Le « camp-ghetto » de Terezin fut actif pendant trois ans et demi, du 24 novembre 1941 au 9 mai 1945, et remplissait trois fonctions :

1) Un camp de transit pour les Juifs tchèques déportés vers les centres de mise à mort, les camps de concentration ou de travaux forcés sur les territoires occupés de Pologne, de Biélorussie et des États baltes.

2) Un ghetto-camp de travail où les SS déportaient et incarcéraient certaines catégories de Juifs allemands, autrichiens et tchèques, définies selon l'âge, un handicap dû à un passé militaire, ou une certaine renommée artistique et culturelle chez eux. Il s'agissait ensuite de dissimuler l'annihilation physique des Juifs déportés de tout le Reich. Pour cela, le régime nazi faisait croire, notamment en Allemagne même, qu'ils allaient être déplacés vers l'est et utilisés comme main-d'œuvre. Ce scénario ne fonctionnant pas pour une population âgée, c'est Terezin qui servait à cacher la nature des déportations.

3) Un lieu où parquer les Juifs des groupes définis ci-dessus. On espérait que les mauvaises conditions de vie du camp précipiteraient le décès de nombre d'entre eux, puis que les SS et la police déporteraient les survivants dans des centres de mise à mort, à l'est.

Ni vraiment un ghetto, ni un camp de concentration à proprement parler, même si on en retrouve des caractéristiques, Terezin servait de « colonie », de camp de rassemblement. En tant qu'outil pour faire illusion, ce lieu est unique.

LE SUBTERFUGE NAZI

Terezin joua un rôle important dans la propagande allemande. La déportation des Juifs d’Allemagne avait pour objectif déclaré « leur réinstallation à l’est » où ils seraient astreints à des travaux forcés. Comme il ne semblait guère plausible que des Juifs âgés puissent y être employés, les Nazis utilisèrent le ghetto de Terezin pour camoufler la nature des déportations. Dans la propagande nazie, Terezin était cyniquement décrit comme une « station thermale » où les Juifs allemands d'un certain âge pouvaient, en toute sécurité, « prendre leur retraite ». Il n'en reste pas moins que les déportations à Terezin faisaient partie de la stratégie nazie de duperie, servant de fait de centre de rassemblement avant de poursuivre vers les ghettos et les camps de mise à mort de l’Europe de l'est occupée.

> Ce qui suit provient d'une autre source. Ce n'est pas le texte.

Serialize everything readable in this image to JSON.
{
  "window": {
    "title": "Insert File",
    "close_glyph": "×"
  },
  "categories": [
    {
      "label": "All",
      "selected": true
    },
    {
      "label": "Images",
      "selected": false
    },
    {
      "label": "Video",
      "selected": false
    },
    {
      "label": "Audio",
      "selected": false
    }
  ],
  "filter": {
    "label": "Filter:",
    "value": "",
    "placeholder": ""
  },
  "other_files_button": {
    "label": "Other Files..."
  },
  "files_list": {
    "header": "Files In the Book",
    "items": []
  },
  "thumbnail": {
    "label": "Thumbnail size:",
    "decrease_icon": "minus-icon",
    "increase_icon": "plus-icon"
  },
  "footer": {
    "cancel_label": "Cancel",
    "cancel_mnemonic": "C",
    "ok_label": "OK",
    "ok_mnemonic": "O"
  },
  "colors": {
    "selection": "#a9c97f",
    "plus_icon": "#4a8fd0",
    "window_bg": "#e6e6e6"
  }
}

Cédant aux pressions exercées après la déportation des Juifs danois à Terezin, les Allemands autorisèrent la venue de la Croix-Rouge internationale en juin 1944. Ce ne fut qu’une vaste mise en scène. Peu avant la visite, les Allemands intensifièrent les déportations des internés du ghetto, lui-même « embelli » : des jardins furent plantés, les maisons peintes et les baraquements remis à neuf. Les Nazis organisèrent des activités culturelles et sociales pour ces visiteurs de marque. Après leur départ, ils reprirent les opérations jusqu’en octobre 1944.

DÉPORTATIONS DES HABITANTS DE TEREZIN

À partir de 1942, les autorités SS déportèrent les Juifs de Terezin vers d’autres ghettos, camps de concentration et centres de mise à mort à l'est de l’Europe, occupée par les Nazis. Les Allemands les assassinèrent dès leur arrivée dans les ghettos de Riga, Varsovie, Lodz, Minsk et Bialystok, ou les déportèrent dans des centres de mise à mort. Des convois quittèrent également Terezin pour Auschwitz, Majdanek et Treblinka. Dans le ghetto même, des dizaines de milliers de personnes moururent, principalement de maladie ou de faim. En 1942, le taux de mortalité y était si élevé que les Allemands installèrent dans le sud du ghetto un four crématoire pouvant brûler près de 200 corps par jour.

Sur les 140 000 Juifs transférés à Terezin, 90 000 furent déportés plus à l’est vers une mort quasi certaine. Environ 33 000 moururent dans le ghetto même.

LA VIE CULTURELLE À TEREZIN

En dépit des effroyables conditions de vie et de la menace constante de la déportation, une riche activité culturelle s’était organisée à Terezin. D’éminents artistes juifs, originaires principalement de Tchécoslovaquie, d’Autriche et d’Allemagne, produisirent dessins et peintures dont certains, réalisés clandestinement, représentent la dure réalité du ghetto. Écrivains, professeurs, musiciens et acteurs donnaient des conférences, des concerts et des pièces de théâtre. Le ghetto maintenait également une bibliothèque de 60 000 volumes.

Quinze mille enfants passèrent par Terezin. Malgré les interdictions, ils étaient scolarisés. Ils dessinaient, écrivaient des poèmes et tentaient de conserver un reste de normalité. Près de 90% d’entre eux périrent dans les camps de la mort.